A partial ordered set $(P,\preceq)$ (i.e. a set $P$ endowed with a operation $\preceq$ which is reflexive, antisymmetric and transitive) is said to be a join-semilattice whenever for all $x,y \in P$ there exists their least upper bound $x \vee y \in P$.
Then, given a join-semilattice $(P,\preceq)$, we fix a subadditive function $f\colon P\to \mathbf{R}$, meaning that $$ \forall x,y \in P,\,\,f(x\vee y)\le f(x)+f(y), $$ and such that $f(x)<f(y)$ for some $x\preceq y$. [<- Thank you Ramiro]
Question: Is it possible that $P$ is an infinite countable set and for all $x \in P$ and $\varepsilon >0$ there exist $a_1,\ldots,a_k \in P$ for which $x=\bigvee a_i$ and $f(a_1)<\varepsilon,\ldots,f(a_k)<\varepsilon$?

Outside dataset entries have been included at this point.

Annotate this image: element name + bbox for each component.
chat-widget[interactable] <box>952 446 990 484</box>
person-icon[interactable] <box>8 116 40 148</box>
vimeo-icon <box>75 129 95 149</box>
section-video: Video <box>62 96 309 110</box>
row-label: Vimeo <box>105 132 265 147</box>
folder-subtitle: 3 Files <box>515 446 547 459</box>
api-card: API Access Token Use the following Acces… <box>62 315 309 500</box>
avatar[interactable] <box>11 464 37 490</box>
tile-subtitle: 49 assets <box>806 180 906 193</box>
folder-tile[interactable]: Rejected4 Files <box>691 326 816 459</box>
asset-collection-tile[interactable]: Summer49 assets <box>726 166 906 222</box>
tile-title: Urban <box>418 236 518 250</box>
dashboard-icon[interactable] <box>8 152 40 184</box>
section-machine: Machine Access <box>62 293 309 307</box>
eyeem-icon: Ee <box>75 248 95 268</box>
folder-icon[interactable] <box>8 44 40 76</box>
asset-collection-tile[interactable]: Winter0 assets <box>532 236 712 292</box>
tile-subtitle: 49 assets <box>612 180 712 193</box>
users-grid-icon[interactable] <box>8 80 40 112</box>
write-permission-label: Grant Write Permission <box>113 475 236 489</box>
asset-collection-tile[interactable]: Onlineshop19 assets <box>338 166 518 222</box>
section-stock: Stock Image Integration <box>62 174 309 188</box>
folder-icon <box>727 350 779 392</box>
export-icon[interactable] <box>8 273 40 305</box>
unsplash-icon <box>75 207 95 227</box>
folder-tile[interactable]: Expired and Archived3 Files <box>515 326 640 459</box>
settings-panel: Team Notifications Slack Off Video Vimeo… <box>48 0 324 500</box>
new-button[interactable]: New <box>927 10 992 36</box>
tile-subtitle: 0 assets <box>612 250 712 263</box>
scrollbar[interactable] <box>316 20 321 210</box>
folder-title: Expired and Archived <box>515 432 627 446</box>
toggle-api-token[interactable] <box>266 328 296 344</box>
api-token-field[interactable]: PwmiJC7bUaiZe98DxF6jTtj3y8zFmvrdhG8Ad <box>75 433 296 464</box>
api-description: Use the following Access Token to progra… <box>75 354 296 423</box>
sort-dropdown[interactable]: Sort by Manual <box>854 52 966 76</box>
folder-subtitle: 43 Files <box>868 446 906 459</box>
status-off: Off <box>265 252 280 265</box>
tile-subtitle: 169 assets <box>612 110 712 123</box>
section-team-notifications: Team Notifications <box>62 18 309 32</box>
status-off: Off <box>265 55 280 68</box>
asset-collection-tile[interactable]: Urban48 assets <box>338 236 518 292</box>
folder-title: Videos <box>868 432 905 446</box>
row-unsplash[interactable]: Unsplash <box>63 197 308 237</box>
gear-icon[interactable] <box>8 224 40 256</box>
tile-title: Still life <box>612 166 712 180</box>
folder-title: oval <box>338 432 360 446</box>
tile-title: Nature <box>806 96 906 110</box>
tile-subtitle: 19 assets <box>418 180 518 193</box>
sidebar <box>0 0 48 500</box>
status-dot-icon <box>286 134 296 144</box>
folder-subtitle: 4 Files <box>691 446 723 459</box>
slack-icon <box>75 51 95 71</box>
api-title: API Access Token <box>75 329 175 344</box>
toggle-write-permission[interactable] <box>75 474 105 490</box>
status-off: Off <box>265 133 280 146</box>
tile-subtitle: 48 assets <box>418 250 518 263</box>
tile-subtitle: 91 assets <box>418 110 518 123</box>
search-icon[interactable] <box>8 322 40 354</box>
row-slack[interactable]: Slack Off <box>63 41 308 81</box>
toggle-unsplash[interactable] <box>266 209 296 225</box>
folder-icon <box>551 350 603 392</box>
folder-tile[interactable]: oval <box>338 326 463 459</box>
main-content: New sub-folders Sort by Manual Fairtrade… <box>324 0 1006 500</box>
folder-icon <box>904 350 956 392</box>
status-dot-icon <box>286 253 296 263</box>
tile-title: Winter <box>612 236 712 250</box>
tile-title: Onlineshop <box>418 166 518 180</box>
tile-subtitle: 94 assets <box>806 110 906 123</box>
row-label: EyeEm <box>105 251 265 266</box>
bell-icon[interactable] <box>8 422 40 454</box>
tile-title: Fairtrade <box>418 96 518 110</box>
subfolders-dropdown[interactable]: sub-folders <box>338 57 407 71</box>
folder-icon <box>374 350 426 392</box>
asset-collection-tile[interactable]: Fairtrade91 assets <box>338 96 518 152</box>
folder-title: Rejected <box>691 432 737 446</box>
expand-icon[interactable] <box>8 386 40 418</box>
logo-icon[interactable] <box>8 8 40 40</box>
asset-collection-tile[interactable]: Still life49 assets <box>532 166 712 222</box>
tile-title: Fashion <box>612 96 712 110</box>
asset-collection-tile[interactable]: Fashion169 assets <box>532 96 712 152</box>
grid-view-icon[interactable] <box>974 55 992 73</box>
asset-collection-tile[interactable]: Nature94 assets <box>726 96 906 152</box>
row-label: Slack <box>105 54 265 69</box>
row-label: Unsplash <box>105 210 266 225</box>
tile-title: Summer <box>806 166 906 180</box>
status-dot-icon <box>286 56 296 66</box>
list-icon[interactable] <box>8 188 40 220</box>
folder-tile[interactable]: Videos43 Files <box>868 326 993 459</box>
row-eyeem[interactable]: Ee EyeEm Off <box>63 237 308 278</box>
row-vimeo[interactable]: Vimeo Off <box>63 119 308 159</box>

Yes, this is possible. For instance, let $P$ be the set of finite unions of intervals in $\mathbb{R}$ with rational endpoints, ordered by inclusion, and let $f:P\to\mathbb{R}$ be Lebesgue measure. Since any interval with rational endpoints can be partitioned into finitely many arbitrarily small intervals with rational endpoints, this satisfies your condition.